Now, admittedly, I lean quite heavily on the atheist side of agnosticism. But to me, committing these crimes doesn’t mean these people are no longer “real” Christians. It just means that Christianity is home to some very evil people. And that’s okay.
Well, it’s okay insofar as it’s okay that this entire planet is home to some very evil people. Christianity is also home to some very loving people who would never dream of committing acts of hatred against another person. But, yes, Christianity has evil in it, because it is ultimately a construct of humanity. And let’s face it, there has never been a better manifestation of imperfection than humanity. For all its light, Christianity has shadows.
So, too, does public relations.
Of course, we know this. In classes, we’ve been shown how Joseph Goebbels used black propaganda to convince an entire generation to devote themselves to the Third Reich. But we’ve been told, “that’s not us.” After all, people like Goebbels and Edward Bernays did not strive for the all-important two-way symmetrical communication. That’s what we do, as enlightened public relations professionals.
It has become a cliché at this point to note that the public relations industry is in desperate need of a really good public relations team. But, quite frankly, it’s true. Despite being an integral part of practically all organizations, we have a bad reputation and, oftentimes, the general public is more than happy to speak out against the evils of PR.
This kind of distrust and dislike seems to spark a sort of cognitive dissonance in public relations practitioners. When we see our friends mock a corporate spokesperson for trying to skirt around a controversial topic, we become those well-intentioned Christians: “Well, that’s not real public relations.”
Yes, actually, it is. It might be poorly executed public relations and it might go against everything you believe as a practitioner. But it’s part of our industry and we need to own that. There’s a danger in pretending that a certain brand of PR isn’t “real” PR: when you’re asked to defend a company that doesn’t deserve it, you won’t realize that you have become that spokesperson your friends mock. After all, you’re a “real” public relations practitioner.

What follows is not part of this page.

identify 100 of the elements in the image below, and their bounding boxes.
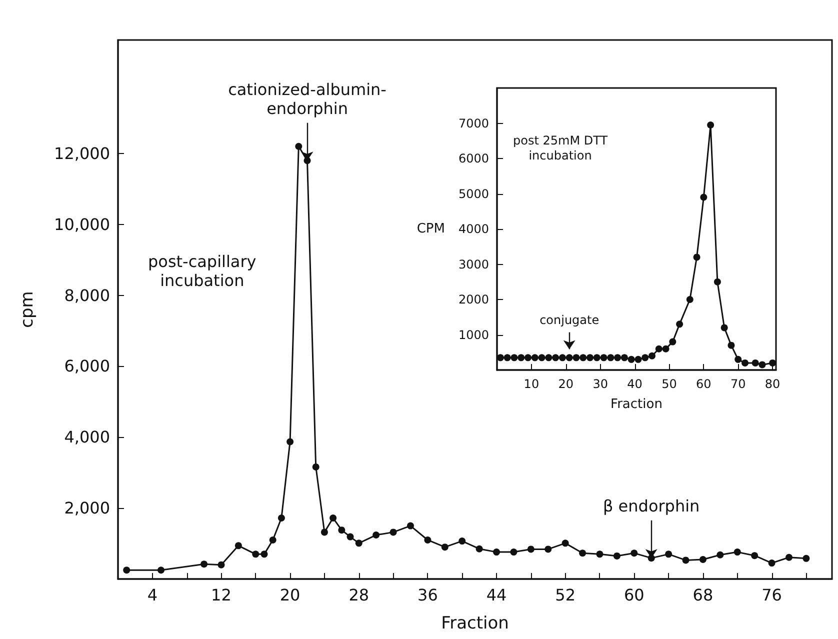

When crisis strikes our clients, we tell them to look to their mission and their values – these will help steer them through and they will emerge better for it. What we forget is that we need to follow this advice, too. Crises are not just for businesses. We will find ourselves in the midst of personal and professional crises time and again.
One of the most valuable and undervalued courses in the Bachelor of Public Relations program is Wade Kenney’s Ethics and Public Relations. Throughout the course, I heard complaints from my fellow classmates that Wade was too focused on philosophy and wasn’t providing practical, industry-specific advice. If you’ll forgive my bluntness: these classmates were missing the point.
Yes, there are certain things public relations practitioners should know that would logically fall under the umbrella of “ethics.” For the most part, however, these seem to be more about legal issues than ethics. After all, industries don’t have ethics, people do. People just happen to work in industries.
In order to operate ethically in our industry, we need that philosophical foundation. We need to be prompted to think about our values and what we want to stand for as people, not just public relations practitioners.
This doesn’t eradicate our industry’s shadows. After all, despite how much we wish it weren’t so, not all beliefs are created equal. But, at the very least, having values is how you find work you value. It’s how you confidently speak to the media and act as the first line of defense for a company that you feel truly deserves to be defended.
It’s how you can begin to define “real” public relations for yourself.